5:37AM Nov15  Favorite Retweet Reply

  • 王冉/Wang Ran/(investment banker in Beijing)/: Traffic in the intersection underneath the bridge once again turned into a pot of congee. Sometimes I find this amusing: With the intelligence and the mind of today’s Chinese, are we incapable of passing through an intersection that has definitive traffic lights in an orderly manner?

Nov 18 07:14  from texting  repost(50)| comment(70)

  • @wanghaoxuan王昊轩/Wang Haoxuan/(netizen) : The CCTV hostess Zhang Quanling made a Weibo post this morning: “We have a foreign correspondent here named Xu Shengyi. Last year, as soon as she was assigned to Pakistan, Bin Laden was killed. Recently she was sent to Libya where many of our reporters had toured before her.  The minute she got there, Gaddafi was dead. So we are all wondering now: Where is she going to be sent next? Syria or Iran?” Thousands of comments have since poured in, asking almost unanimously, “Can she be posted back in China?”

9:46AM Nov 18th Favorite Retweet Reply

 

9 responses to “Heard on Weibo: 11/13 -11/19”

  1. Augis says:

    That would be funny if all those officials could be staffed into one mini-van 🙂

  2. gregorylent says:

    scapegoats, we need more scapegoats .. so arrest the head of the school .. #chinamind

  3. Meryl Mackay aka 马美丽 says:

    I can hardly bear to think about that minivan stuffed with children. Now I understand how a similar van was stuffed with kindergarten children last summer and one got left inside by accident and died of heatstroke. At the time I could not fathom how the adult had not checked all the kids off the bus. I never dreamt that so many little children would be stuffed inside one small vehicle. And how could the parents allow their precious babies be transported to school in this manner? I hope this dreadful accident brings about some changes in society.

    • Tom says:

      Sadly, this is one of dozens of school “bus” related accidents that have happened so far this year. Basically, it happens because of financial limitations. Parent’s can’t afford to pay for better transportation than these ridiculously dangerous vans, and usually the schools have little role in arranging it. These accidents are also the result of schools being located in major villages, so that most children do not have any other way but by car. It would seem that if the gov’t is not going to provide a local school, they should supply a vehicle to safely transport the children.

      • Yaxue C. says:

        Some of the chilldren are “left behind” children whose parents are migrant workers away from home to make a living. Such “school bus” arrangements exist mostly in the countryside, and as is the case with the entire rural population in China, the children and their parents are just left to their own devices with little, if any, support/subsidy from the government.
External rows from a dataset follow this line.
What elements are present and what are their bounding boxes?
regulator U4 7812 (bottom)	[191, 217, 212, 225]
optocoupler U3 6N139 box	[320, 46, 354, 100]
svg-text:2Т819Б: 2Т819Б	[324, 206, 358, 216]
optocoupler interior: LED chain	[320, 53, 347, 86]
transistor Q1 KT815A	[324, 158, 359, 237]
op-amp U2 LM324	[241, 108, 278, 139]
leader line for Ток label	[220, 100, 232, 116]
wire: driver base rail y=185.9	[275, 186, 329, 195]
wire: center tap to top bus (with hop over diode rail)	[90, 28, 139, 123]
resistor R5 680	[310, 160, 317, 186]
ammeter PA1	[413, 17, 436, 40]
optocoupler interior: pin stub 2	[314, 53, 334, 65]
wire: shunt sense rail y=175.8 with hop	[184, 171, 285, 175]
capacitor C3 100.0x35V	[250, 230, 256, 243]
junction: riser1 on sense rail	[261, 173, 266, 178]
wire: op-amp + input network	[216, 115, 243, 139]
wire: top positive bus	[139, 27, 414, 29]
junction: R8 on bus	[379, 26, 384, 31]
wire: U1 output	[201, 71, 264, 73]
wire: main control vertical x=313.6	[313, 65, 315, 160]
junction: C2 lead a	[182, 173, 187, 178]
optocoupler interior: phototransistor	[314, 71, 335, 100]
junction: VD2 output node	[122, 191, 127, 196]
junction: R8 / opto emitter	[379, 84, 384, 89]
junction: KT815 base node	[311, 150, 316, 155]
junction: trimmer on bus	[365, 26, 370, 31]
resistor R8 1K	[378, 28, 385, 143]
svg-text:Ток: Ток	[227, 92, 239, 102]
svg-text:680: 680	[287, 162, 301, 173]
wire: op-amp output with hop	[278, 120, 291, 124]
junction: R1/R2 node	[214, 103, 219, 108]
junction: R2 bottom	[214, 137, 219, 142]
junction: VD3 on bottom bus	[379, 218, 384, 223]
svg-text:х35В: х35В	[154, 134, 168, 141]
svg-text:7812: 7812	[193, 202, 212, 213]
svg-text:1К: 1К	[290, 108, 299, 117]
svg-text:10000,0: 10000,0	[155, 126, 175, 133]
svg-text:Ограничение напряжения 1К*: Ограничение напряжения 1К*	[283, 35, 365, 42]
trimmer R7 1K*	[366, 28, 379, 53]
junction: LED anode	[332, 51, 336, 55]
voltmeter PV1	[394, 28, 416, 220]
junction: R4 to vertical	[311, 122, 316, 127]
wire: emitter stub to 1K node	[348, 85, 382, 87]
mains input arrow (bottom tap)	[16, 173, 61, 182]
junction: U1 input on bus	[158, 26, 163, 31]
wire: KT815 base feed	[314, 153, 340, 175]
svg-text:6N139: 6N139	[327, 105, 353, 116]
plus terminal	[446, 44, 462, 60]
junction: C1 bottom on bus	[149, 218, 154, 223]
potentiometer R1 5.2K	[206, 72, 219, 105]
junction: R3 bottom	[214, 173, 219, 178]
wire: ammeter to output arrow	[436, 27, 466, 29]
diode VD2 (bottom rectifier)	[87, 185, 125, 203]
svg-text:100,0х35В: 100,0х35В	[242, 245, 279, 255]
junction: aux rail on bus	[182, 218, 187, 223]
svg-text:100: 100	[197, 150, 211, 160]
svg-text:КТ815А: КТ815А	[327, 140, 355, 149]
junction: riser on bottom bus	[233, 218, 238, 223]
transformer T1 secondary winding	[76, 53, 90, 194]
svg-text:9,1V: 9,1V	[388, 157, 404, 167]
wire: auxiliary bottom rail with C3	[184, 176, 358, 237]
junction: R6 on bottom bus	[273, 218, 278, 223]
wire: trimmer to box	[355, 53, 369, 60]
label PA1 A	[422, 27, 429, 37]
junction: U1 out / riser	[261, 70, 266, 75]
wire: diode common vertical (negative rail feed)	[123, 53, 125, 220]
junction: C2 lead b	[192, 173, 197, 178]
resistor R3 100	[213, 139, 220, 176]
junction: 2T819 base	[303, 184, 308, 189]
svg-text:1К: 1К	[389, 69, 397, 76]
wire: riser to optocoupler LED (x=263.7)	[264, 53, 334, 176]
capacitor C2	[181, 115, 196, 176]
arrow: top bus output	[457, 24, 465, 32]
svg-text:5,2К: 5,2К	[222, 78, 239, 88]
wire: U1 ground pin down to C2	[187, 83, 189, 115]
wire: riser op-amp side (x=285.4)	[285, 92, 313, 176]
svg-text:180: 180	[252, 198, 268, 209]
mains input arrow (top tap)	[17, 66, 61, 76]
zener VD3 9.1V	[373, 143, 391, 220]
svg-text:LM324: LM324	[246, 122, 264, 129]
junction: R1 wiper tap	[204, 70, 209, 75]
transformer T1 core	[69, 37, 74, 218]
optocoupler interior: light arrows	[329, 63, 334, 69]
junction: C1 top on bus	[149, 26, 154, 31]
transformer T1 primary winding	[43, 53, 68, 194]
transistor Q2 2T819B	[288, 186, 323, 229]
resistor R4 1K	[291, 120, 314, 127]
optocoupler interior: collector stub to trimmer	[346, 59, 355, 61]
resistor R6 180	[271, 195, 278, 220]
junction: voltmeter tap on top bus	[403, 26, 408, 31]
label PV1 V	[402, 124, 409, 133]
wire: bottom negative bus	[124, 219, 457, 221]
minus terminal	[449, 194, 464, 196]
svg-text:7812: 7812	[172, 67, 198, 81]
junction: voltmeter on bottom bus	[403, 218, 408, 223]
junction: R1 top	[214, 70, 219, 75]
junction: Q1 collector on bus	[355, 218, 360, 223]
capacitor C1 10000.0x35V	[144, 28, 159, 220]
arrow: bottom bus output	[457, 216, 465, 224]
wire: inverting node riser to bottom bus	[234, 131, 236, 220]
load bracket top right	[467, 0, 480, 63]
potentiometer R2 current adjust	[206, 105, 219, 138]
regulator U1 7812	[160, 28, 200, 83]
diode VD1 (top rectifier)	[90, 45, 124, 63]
  4. Meryl Mackay aka 马美丽 says:

    Thank you for explaining it to me. These “left behind” children, if they survive the risks of their childhood, will possibly grow up hugely damaged by the lack of parental involvement in their rearing. It’s another problem that China will have to face in the future, when adults with emotional difficulties are out in the big wide world looking for fulfilment. Some of my 80 hou friends complain of a “disconnect” with their parents. I find it very troubling.

    • Tom says:

      In the meantime, People’s Daily argued that schools couldn’t afford buses because they cost “over 100,000RMB” yet, they just announced that gov’t officials shouldn’t spend more than 180,000RMB on a car. It seems that in a country where the gov’t spends over 6 billion RMB on vehicles, somebody could find room in the budget to get kids to school.

      • Yaxue C. says:

        From Weibo:
        According to “China Statistics Yearbook’ [didn’t specify which year], China has 19,522 townships. If each town is provided with two school buses each of which costing 400,000 yuan, that’s 15.6 billion yuan. So it is not a matter whether the government has money or not. It does! No need for citizens to donate, and all the government has to do is to take out 15.6 billion yuan from its 300 billion yuan vehicle consumption.